Gammicchia’s No. 1 tip for parents of children with special needs is to get involved.  Join the PTA, volunteer in the classroom and make sure your school sees you and knows you and your child.  Help your child get involved. Are there sports or extracurricular activities that interest your child? If so, work with teachers and coaches to make it possible for your child to participate.
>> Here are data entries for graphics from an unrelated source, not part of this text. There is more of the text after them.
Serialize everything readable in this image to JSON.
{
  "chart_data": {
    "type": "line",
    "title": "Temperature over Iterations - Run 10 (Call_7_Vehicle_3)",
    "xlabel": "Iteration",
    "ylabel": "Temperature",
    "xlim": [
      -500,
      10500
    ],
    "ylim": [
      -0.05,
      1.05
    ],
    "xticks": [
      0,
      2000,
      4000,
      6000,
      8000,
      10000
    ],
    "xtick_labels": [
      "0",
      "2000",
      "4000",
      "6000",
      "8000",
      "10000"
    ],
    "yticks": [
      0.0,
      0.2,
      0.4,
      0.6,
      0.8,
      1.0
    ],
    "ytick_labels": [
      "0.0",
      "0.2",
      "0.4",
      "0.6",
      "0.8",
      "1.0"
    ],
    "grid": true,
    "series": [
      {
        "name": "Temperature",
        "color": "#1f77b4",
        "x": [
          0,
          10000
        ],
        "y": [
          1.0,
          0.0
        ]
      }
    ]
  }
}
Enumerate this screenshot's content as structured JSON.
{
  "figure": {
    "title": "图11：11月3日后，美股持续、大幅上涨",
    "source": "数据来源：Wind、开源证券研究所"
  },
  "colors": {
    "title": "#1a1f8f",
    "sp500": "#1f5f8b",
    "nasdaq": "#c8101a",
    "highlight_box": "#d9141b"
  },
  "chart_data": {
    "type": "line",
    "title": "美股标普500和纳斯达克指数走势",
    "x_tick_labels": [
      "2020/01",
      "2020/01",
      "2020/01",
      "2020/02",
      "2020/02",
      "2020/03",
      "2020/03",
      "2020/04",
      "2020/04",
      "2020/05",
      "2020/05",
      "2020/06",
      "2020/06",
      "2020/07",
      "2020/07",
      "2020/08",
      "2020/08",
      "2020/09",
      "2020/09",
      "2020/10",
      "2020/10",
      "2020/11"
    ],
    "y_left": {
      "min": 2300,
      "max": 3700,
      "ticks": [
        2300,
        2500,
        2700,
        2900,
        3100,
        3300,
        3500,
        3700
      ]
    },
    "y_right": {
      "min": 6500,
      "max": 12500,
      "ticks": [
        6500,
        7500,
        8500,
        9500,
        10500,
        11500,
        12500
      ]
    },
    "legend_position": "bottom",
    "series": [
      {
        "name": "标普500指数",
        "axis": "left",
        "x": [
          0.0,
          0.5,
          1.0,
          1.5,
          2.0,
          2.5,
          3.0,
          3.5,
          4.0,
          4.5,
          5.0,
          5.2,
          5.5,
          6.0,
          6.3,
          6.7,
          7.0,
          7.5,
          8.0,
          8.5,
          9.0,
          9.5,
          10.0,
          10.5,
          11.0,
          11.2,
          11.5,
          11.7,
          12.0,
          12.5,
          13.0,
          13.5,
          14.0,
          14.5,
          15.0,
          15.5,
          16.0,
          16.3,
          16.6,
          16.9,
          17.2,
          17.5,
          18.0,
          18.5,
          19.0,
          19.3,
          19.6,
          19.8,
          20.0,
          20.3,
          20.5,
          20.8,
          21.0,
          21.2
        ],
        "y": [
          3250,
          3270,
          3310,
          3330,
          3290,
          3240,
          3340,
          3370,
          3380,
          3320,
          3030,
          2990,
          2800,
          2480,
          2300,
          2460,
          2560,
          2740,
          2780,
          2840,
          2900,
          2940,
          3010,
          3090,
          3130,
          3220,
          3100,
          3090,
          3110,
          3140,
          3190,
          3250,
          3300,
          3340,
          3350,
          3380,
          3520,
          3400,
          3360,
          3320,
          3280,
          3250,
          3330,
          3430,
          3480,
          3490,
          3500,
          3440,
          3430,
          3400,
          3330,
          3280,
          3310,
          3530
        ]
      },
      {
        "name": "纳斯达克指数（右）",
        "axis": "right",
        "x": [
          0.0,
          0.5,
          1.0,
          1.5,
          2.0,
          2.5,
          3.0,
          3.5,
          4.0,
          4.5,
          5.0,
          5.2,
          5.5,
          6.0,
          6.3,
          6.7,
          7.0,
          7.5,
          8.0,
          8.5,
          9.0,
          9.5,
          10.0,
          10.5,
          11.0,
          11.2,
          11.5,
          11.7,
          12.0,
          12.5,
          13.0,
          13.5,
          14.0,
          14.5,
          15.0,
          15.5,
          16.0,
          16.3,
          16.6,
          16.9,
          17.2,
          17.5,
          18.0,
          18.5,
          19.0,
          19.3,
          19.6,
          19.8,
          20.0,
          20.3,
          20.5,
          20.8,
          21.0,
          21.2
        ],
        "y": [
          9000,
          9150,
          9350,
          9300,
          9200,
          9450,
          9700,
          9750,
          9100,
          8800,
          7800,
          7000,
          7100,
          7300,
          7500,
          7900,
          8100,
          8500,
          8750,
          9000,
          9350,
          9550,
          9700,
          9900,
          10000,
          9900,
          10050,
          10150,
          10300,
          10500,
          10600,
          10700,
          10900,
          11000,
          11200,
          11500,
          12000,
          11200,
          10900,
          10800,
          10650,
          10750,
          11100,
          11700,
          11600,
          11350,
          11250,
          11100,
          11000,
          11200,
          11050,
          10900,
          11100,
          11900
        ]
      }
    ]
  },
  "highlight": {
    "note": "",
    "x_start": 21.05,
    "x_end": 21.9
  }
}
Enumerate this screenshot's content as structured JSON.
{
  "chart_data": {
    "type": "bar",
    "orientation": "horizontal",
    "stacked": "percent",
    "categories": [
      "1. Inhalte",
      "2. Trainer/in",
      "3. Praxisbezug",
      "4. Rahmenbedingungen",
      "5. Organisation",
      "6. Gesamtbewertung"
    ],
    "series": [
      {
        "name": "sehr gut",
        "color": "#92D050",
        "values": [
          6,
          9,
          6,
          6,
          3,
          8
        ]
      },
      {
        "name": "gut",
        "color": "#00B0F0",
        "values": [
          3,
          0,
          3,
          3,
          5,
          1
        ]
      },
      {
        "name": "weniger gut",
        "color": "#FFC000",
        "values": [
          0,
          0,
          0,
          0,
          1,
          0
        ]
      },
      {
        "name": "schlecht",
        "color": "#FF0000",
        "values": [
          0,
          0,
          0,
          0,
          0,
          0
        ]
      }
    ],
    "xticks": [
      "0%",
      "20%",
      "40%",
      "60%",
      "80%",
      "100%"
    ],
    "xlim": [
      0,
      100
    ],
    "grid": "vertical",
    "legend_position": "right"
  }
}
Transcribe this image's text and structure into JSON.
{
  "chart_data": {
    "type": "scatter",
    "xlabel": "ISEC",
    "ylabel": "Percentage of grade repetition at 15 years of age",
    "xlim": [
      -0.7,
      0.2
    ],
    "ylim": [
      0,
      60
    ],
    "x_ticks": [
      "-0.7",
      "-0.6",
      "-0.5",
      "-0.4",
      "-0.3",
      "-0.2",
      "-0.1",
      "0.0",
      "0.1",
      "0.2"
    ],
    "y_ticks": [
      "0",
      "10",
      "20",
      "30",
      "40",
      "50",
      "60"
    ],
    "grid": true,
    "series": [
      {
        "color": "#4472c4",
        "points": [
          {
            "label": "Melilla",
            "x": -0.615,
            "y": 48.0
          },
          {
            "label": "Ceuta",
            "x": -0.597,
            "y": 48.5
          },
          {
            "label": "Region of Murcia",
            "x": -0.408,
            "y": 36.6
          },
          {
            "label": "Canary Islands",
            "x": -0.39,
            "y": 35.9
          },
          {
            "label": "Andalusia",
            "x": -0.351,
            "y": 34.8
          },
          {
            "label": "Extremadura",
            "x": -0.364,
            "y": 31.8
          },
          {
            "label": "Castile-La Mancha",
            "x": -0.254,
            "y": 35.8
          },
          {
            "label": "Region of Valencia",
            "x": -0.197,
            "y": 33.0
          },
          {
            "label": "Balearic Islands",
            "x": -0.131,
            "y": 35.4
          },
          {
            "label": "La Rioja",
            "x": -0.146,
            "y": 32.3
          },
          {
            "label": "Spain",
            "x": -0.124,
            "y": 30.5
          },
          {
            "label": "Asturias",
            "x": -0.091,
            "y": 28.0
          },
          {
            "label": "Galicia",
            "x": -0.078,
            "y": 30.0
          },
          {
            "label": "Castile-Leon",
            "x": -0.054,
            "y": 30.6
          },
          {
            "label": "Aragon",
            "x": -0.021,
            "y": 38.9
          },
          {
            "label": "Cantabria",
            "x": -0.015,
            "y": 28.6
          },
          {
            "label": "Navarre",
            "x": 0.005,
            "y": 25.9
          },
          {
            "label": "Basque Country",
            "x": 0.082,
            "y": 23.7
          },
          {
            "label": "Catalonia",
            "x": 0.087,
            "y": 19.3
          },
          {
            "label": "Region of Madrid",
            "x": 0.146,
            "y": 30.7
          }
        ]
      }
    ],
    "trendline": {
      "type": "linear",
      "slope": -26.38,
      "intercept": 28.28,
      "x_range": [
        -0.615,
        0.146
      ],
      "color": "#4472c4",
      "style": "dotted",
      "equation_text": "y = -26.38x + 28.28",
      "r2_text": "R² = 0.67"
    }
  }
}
Being a part of a club or team will provide your child with a built in support group of peers.

More alike than not alike

When her son was in elementary school, Gammicchia created a 45-minute presentation focusing on the similarities that we all have and  took it to classrooms.  She had students fill out questionnaires, using their answers to discuss how we are all more alike than different— we all have families, fears, goals, needs and more.  The goal was to help the students see that each person is cool and has something neat about them.  This helps break down the notion that a disability is a barrier and helps children see that we all have things in common.

Create a group

Wanting to give her son opportunities to socialize on a smaller than whole-class scale, Gammicchia and her husband spoke with the classroom teacher and administrators and received permission to start a group they called “Friends at Lunch.”  The group consisted of four to six children, one of whom was always her son. The other participants rotated through the class members.  One day a week they would eat lunch together and maybe play a game during the lunch period.  Carolyn was surprised at how much all of the children loved this program.  Each one looked forward to their turn to participate and by getting to know her son better the whole class became more accepting and cohesive. Parents who want to start a similar group should seek support of their local school.

Find your support community

Gammicchia encourages parents to use the 3 C’s: communication, collaboration, and compassion.  She suggests finding a peer group or support group so you can share your stories and brainstorm, creating a natural circle of support within your community.  You never want your children to think they are a burden; by having the support of others, you will be able to better meet your child’s needs with compassion.